Der Übersichtlichkeit halber unterscheiden wir drei Bereiche
möglicher Verhaltensmerkmale:
1. Merkmale des Lernens und des Denkens als Hinweis auf hohe Begabung
hohes Detailwissen in einzelnen Bereichen
ungewöhnlicher und umfangreicher Wortschatz für ihr Alter
ausdrucksvolle, ausgearbeitete und flüssige Sprache
frühes Interesse an Buchstaben, Zahlen, Zeichen und Symbolen
häufig früh selbständig angeeignete Lesekompetenz (zw. 3 u. 6. Lebensjahr)
ungewöhnlich schnelles Lernen am Schulanfang
ausgeprägte Fähigkeit, sich Fakten schnell merken zu können hervorragende Gedächtnisleistungen (z.T. interessenabhängig)
genaues Durchschauen von Ursache-Wirkungsbeziehungen
intensive Suche nach Gemeinsamkeiten und Unterschieden
leichtes Erfassen von Muster, Strukturen und Ordnungsprinzipien
gutes Erkennen von zugrundeliegenden Prinzipien bei komplexen Aufgaben
besondere Fähigkeit, gültige Verallgemeinerungen herzustellen
aussergewöhnlich gute Beobachtungsgabe, sieht unerwartete Détails
selbstmotiviertes Lesen vieler Bücher; Bevorzugung von Büchern, die über die Altersstufe deutlich hinausgehen
komplexe Informationsverarbeitung, die manchmal für Lehrpersonen, Eltern und Lernbegleiter/innen nicht ohne weiteres nachzuvollziehen sind
die Tiefe und der Abstraktionsgrad ihres Denkens und Fühlens sind besonders ausgeprägt
frühes reflexives und logisches Denken
kritisches, unabhängiges und wertendes Denken
besondere Flexibilität im Denken, besonders schöpferisches und oft unangepasstes
Denken (Einsichten - Quersichten – Übertragungen, divergentes Denken; das Finden neuer und origineller Ideen)
2. Arbeitshaltung und Interesse als Hinweis auf hohe Begabung
selbstvergessenes Aufgehen in bestimmten Problemen (Flow-Erleben); auch: nicht loslassen können
Bemühen, Aufgaben stets vollständig zu lösen
Setzen von hohen Leistungszielen und Lösen (selbst) gestellter Aufgaben (oft mit einem Minimum an Anerkennung und Hilfe durch Erwachsene)
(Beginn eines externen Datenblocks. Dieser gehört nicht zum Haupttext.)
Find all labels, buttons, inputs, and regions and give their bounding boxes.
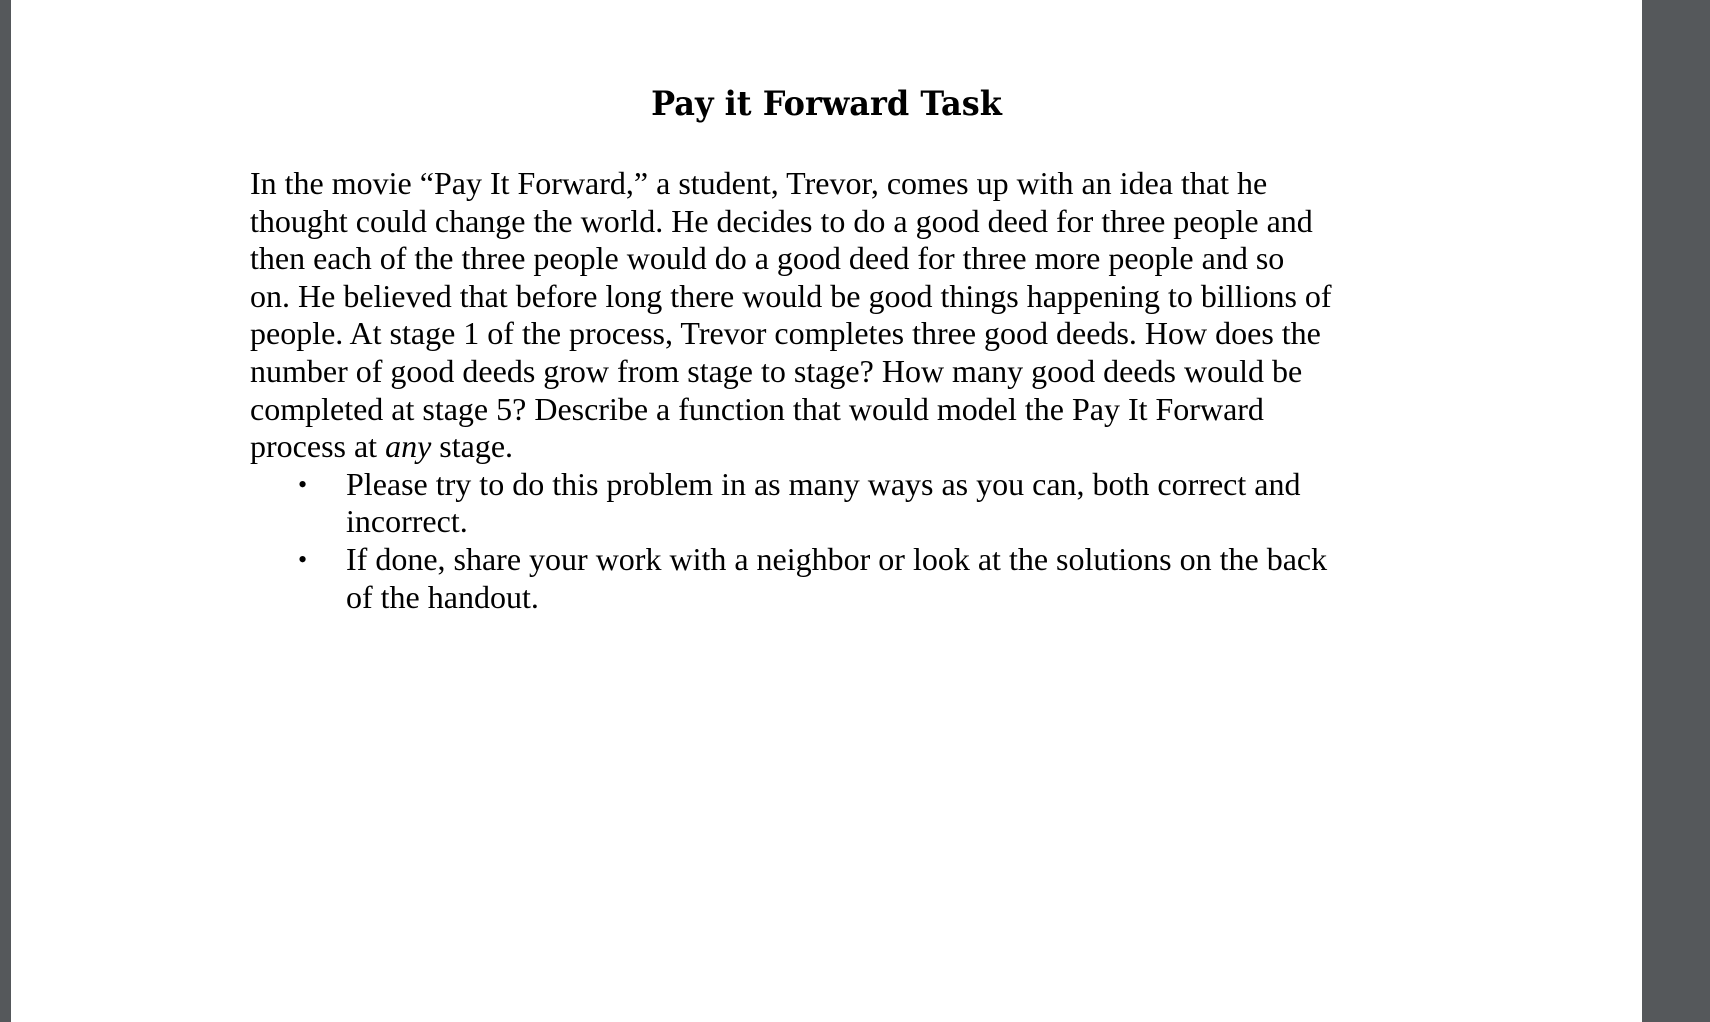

hoher Anspruch an sich selbst, Streben nach Perfektion
Kritische Haltung gegenüber dem eigenen Tempo (Ungeduld) oder Ergebnis; oft hohe Selbstkritik (im Zusammenhang mit Perfektionismus und Angst vor dem Versagen)
ausgeprägtes, meist anhaltendes Neugierverhalten mit dem Bestreben, Fragen und thematische Zusammenhänge in möglichst vielen Facetten zu durchdringen
breites Interessensspektrum (kann aber auch eng und spezifisch sein!)
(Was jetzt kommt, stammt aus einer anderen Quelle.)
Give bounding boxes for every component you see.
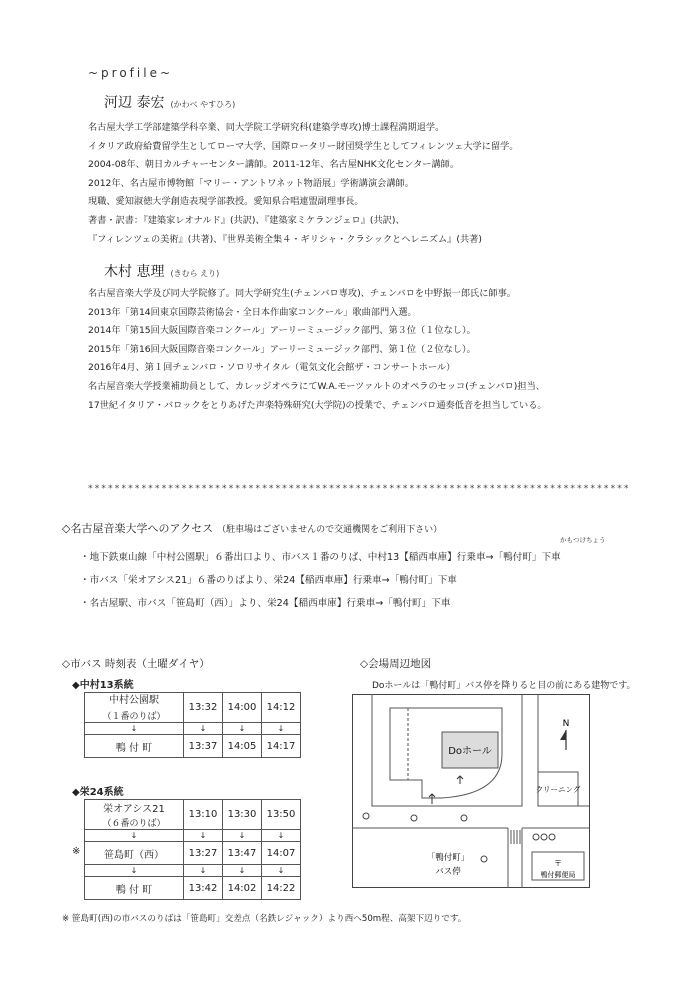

Interesse an vielen «Erwachsenenthemen» wie Religion, Politik, Philosophie, Umweltfragen, Krieg, Sexualität, Gerechtigkeit in der Welt, usw. (viele moralische und philosophische Fragen)
Bevorzugung von unabhängigem Arbeiten, um hinreichend Zeit für das Durchdenken eines Problems zu haben oft (aber nicht immer!)
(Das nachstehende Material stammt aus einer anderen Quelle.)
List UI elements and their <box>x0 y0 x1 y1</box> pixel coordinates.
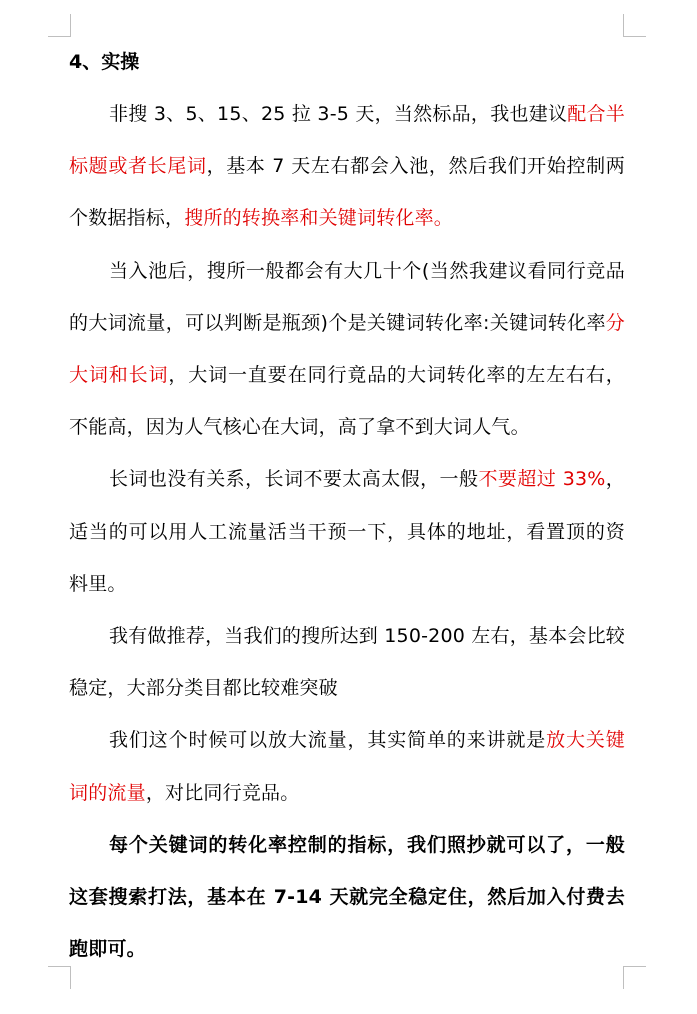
text-run: 我们这个时候可以放大流量，其实简单的来讲就是 <box>109 729 547 752</box>
page-corner-mark-bottom-right <box>623 966 646 989</box>
text-run: 长词也没有关系，长词不要太高太假，一般 <box>109 468 479 491</box>
paragraph-2 <box>69 245 625 454</box>
page-corner-mark-top-left <box>48 14 71 37</box>
highlighted-text-run: 不要超过 33% <box>478 468 606 491</box>
paragraph-3 <box>69 453 625 610</box>
highlighted-text-run: 放大关键词的流量 <box>69 729 625 804</box>
highlighted-text-run: 配合半标题或者长尾词 <box>69 103 625 178</box>
bold-text-run: 每个关键词的转化率控制的指标，我们照抄就可以了，一般这套搜索打法，基本在 7-14 天就完全稳定住，然后加入付费去跑即可。 <box>69 833 625 961</box>
paragraph-1 <box>69 88 625 245</box>
document-page <box>69 36 625 975</box>
paragraph-5 <box>69 714 625 818</box>
text-run: 我有做推荐，当我们的搜所达到 150-200 左右，基本会比较稳定，大部分类目都比较难突破 <box>69 625 625 700</box>
paragraph-4 <box>69 610 625 714</box>
text-run: 非搜 3、5、15、25 拉 3-5 天，当然标品，我也建议 <box>109 103 568 125</box>
text-run: ，基本 7 天左右都会入池，然后我们开始控制两个数据指标， <box>69 155 625 230</box>
page-corner-mark-bottom-left <box>48 966 71 989</box>
text-run: 当入池后，搜所一般都会有大几十个(当然我建议看同行竞品的大词流量，可以判断是瓶颈)个是关键词转化率:关键词转化率 <box>69 259 625 334</box>
highlighted-text-run: 搜所的转换率和关键词转化率。 <box>184 207 454 230</box>
text-run: ，大词一直要在同行竟品的大词转化率的左左右右，不能高，因为人气核心在大词，高了拿不到大词人气。 <box>69 364 625 439</box>
section-heading: 4、实操 <box>69 51 140 73</box>
paragraph-6-bold-summary <box>69 819 625 976</box>
text-run: ，适当的可以用人工流量活当干预一下，具体的地址，看置顶的资料里。 <box>69 468 625 595</box>
highlighted-text-run: 分大词和长词 <box>69 311 625 387</box>
page-corner-mark-top-right <box>623 14 646 37</box>
text-run: ，对比同行竞品。 <box>145 781 300 804</box>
gute Fähigkeit zu planen, zu strukturieren und zu organisieren; auch in Bezug auf Menschen (Führungsqualität); Fähigkeit, problemlos und selbstverständlich vorauszudenken und Modelle zu entwickeln
Langeweile bei Wiederholungen und Abneigung gegenüber Routinearbeiten
starkes Bedürfnis nach Selbststeuerung und Selbstbestimmung von Tätigkeiten und Handlungsrichtungen
manchmal ungeschickt oder abwesend wirkend.
oft hohes Energieniveau (hochbegabte Kinder wirken oft hyperaktiv!)
3. Merkmale des sozialen Verhaltens als Hinweis auf hohe Begabung
Häufig hoch sensible Wahrnehmungsfähigkeit sozialer Interaktionen
Beschäftigung mit grundlegenden psychosozialen Fragestellungen («Recht – Unrecht», «Gut – Böse»); oft hohe moralische Ansprüche an sich und die Umwelt
Einfühlvermögen und Aufgeschlossenheit für politische und soziale Probleme
starker Gerechtigkeitssinn, verbunden mit der Bereitschaft, sich ggf. auch gegen Autoritäten zu engagieren
Individualismus; manchmal ausgeprägte Eigenwilligkeit; streben nach Eigensinn, d.h. Wille einen eigenen Sinn in Regelungen oder Gegebenheiten zu finden; Nonkonformismus
Akzeptanz von Meinungen und Autoritäten oft erst nach einer kritischen Prüfung
oft besondere Verantwortungsbereitschaft und –fähigkeit, Zuverlässigkeit
unter Umständen Neigung, schnell über Situationen zu bestimmen
selbstbestimmte Wahl von Gleichbefähigten als Freunde, häufig Ältere.
Quellen:
Heilmann, K. (1998) Hochbegabung erkennen, hochbegabtes Kind, Schüler, Schule
BMBF (2001): Begabte Kinder finden und fördern. Ein Ratgeber für Eltern und Lehrer.